- Born: July 19, 1792 London, England
- Died: September 3, 1817 (aged 25) New Orleans, Louisiana, U.S.
- Resting place: Saint Louis Cemetery Number 1, New Orleans, Orleans Parish, Louisiana
- Occupation: Architect
- Notable work: The Orleans Ballroom, Christ Church New Orleans and Charity Hospital
- Father: Benjamin Henry Latrobe
- Relatives: Julia Latrobe (sister), John H. B. Latrobe (brother), Benjamin Henry Latrobe II (brother)

= Henry Sellon Latrobe =

American architect

Henry Sellon Boneval Latrobe (1792–1817) was an American architect noted for his work in and around New Orleans, Louisiana.
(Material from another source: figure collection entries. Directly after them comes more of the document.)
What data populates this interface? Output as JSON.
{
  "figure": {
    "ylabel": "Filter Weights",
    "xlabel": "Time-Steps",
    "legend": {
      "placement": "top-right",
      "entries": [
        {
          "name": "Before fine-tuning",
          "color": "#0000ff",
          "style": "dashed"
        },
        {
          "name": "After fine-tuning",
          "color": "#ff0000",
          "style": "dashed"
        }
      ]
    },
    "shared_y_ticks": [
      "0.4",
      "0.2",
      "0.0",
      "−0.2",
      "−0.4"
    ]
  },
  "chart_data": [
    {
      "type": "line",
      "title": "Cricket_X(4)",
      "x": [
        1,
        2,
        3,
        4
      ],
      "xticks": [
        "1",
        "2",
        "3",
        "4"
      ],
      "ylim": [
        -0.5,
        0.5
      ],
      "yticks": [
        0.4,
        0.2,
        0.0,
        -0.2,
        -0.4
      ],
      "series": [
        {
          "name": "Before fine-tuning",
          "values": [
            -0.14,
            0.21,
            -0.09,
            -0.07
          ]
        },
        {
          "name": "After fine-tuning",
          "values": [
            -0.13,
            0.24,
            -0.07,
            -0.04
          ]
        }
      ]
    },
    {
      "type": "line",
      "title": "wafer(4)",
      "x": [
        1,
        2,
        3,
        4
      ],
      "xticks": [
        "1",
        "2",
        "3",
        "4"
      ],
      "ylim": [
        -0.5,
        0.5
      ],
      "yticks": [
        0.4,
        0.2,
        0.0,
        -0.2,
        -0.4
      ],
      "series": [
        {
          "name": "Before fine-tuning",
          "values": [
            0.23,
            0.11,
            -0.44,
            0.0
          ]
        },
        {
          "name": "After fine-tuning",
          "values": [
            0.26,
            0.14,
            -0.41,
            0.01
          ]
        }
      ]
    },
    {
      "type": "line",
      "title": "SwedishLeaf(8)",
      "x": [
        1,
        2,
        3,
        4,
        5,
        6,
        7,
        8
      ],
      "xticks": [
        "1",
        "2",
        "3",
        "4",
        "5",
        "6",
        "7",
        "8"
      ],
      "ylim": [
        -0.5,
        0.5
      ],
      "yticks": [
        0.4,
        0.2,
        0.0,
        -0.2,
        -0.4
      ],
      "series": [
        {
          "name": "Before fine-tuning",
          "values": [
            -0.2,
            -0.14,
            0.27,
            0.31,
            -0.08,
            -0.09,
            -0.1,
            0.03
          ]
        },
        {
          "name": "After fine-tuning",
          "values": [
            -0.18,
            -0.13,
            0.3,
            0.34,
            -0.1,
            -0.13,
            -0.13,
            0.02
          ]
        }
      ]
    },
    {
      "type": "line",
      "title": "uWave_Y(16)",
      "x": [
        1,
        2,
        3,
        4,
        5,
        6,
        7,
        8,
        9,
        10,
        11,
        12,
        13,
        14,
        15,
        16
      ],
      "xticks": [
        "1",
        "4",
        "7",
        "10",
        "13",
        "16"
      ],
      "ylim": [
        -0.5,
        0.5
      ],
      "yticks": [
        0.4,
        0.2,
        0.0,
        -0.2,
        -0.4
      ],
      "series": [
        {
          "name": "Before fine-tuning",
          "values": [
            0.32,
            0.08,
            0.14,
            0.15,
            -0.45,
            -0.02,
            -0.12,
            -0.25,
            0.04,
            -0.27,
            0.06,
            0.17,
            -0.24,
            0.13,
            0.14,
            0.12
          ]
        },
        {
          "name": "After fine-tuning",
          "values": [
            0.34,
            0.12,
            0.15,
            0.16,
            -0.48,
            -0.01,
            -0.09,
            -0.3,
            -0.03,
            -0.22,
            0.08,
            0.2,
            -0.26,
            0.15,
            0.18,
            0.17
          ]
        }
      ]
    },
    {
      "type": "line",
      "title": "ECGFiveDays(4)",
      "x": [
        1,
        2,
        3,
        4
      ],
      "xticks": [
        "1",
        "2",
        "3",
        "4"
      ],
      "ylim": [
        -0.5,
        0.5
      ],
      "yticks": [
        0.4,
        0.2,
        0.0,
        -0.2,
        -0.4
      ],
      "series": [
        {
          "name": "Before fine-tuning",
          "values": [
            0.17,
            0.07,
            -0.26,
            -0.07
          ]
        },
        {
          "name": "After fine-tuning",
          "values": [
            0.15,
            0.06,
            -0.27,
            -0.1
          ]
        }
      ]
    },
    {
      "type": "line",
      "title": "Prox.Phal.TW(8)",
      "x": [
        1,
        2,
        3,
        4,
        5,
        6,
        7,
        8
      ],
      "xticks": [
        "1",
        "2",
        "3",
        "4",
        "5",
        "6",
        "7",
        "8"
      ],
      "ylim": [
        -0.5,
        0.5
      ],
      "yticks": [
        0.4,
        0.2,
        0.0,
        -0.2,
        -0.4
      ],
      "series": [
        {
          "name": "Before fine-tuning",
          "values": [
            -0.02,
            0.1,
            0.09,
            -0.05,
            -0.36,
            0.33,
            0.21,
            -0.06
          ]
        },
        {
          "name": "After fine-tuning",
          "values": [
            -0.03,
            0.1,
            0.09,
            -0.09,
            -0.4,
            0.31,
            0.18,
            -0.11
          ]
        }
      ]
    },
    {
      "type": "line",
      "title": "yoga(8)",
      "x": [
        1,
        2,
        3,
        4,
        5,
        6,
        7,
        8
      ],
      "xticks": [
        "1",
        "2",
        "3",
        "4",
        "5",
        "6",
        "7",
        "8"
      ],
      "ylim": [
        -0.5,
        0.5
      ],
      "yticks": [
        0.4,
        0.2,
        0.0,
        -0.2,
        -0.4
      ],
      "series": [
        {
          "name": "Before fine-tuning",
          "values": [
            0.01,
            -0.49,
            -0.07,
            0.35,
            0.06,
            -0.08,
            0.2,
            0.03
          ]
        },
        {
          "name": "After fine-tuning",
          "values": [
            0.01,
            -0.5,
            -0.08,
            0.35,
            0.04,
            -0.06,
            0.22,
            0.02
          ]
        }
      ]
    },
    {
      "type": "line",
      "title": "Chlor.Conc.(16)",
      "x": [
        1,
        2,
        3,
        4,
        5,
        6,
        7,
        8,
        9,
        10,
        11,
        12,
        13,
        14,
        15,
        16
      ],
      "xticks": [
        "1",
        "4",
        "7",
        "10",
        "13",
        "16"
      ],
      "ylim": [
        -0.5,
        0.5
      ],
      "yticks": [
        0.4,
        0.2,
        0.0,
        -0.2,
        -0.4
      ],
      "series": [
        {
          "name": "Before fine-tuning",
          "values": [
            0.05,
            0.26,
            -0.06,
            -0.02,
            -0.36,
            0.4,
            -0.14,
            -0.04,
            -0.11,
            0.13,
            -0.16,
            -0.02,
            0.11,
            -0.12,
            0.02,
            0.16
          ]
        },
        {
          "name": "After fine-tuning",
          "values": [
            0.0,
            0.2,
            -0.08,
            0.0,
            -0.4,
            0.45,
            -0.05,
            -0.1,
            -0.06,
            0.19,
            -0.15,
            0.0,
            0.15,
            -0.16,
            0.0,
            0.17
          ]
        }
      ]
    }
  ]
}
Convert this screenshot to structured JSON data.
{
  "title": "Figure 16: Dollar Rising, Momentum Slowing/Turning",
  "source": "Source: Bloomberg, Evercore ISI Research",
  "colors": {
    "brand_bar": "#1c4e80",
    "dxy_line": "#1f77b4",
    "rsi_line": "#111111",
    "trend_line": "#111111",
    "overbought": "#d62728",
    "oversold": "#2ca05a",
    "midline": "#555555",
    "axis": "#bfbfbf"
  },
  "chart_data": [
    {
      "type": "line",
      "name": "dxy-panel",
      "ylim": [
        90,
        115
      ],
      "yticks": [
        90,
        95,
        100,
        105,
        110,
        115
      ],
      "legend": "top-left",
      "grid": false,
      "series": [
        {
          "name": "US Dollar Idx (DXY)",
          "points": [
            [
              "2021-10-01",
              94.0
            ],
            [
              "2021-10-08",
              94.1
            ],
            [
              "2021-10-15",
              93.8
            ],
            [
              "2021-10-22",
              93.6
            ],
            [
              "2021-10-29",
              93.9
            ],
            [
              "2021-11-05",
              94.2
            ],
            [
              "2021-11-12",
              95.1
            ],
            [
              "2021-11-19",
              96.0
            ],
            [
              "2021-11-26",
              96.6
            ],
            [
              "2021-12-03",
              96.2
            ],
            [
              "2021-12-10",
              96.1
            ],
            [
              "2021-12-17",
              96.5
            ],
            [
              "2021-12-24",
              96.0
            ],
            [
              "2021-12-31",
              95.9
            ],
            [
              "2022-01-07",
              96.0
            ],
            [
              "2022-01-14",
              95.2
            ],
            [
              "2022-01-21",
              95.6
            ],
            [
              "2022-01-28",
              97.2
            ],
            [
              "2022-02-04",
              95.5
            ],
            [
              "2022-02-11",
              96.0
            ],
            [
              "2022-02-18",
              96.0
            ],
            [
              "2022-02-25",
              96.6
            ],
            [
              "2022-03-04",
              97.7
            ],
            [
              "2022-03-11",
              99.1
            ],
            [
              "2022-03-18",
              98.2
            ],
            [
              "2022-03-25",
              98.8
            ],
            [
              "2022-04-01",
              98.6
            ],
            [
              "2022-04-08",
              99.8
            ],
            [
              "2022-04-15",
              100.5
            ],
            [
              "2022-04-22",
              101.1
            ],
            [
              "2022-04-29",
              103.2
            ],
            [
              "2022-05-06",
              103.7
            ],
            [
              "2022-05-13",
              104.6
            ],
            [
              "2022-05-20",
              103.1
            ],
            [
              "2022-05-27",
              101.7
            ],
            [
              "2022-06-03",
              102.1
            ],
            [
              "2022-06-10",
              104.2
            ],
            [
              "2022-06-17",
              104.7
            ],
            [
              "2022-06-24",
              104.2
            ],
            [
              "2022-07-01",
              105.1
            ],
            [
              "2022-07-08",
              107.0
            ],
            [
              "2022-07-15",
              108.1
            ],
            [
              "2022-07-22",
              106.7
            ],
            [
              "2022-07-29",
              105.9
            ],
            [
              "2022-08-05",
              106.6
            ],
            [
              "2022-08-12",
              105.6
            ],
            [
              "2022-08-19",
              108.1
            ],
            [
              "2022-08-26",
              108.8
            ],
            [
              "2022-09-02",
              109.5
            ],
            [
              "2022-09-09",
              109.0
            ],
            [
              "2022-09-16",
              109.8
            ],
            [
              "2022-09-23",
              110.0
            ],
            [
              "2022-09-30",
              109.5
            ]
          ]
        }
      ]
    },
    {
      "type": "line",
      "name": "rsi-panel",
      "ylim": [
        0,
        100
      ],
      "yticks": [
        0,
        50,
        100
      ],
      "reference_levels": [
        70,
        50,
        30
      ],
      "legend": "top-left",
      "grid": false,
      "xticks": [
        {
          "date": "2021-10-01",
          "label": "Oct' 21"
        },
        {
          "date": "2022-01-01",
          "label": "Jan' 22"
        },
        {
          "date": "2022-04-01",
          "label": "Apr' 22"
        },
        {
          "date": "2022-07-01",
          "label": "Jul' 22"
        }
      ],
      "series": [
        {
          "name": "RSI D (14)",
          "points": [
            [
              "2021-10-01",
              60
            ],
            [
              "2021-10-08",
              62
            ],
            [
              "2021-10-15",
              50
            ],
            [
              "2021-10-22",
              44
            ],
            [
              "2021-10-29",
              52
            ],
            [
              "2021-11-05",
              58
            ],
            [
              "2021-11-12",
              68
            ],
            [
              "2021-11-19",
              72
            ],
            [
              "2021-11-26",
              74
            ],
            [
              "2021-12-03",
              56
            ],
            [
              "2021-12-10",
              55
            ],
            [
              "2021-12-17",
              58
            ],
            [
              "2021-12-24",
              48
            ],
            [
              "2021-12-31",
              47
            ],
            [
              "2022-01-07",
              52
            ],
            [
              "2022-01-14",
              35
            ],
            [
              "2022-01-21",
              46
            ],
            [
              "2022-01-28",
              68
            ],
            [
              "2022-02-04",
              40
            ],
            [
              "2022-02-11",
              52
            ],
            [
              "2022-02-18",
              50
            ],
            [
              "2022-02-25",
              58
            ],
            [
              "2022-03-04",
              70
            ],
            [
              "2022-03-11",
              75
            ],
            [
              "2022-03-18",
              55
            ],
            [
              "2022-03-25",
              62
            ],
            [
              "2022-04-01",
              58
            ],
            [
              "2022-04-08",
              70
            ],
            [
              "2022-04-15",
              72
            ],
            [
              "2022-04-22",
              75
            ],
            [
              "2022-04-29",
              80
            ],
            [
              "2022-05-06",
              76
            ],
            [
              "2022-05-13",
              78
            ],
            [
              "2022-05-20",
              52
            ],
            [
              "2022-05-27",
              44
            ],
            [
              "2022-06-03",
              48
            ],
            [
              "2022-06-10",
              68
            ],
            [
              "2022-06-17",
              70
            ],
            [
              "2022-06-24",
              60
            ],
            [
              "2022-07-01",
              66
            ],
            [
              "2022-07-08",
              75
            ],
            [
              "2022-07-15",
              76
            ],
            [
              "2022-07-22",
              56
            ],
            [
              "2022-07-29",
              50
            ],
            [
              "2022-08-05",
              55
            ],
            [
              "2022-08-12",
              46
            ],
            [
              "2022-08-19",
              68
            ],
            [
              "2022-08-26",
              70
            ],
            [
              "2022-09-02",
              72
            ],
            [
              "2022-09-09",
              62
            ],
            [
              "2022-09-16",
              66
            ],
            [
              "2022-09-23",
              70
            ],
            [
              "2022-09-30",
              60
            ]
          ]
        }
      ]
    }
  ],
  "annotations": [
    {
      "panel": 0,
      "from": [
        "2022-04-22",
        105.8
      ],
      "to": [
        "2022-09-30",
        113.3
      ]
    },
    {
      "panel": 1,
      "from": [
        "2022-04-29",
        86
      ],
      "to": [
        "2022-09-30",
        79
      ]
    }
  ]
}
He was the eldest son of Benjamin Henry Latrobe and his first wife, Lydia Sellon. Latrobe was educated at St. Mary's College in Baltimore, Maryland, and joined his father's firm upon graduation.
Among Latrobe's works were the first Christ Church New Orleans, the fourth Charity Hospital building, and the Frank's Island Light.

==Death==
Latrobe died of yellow fever on September 3, 1817, while supervising the construction of the New Orleans waterworks designed by his father. He was interred along with his father, at Saint Louis Cemetery Number 1, New Orleans, Orleans Parish, Louisiana.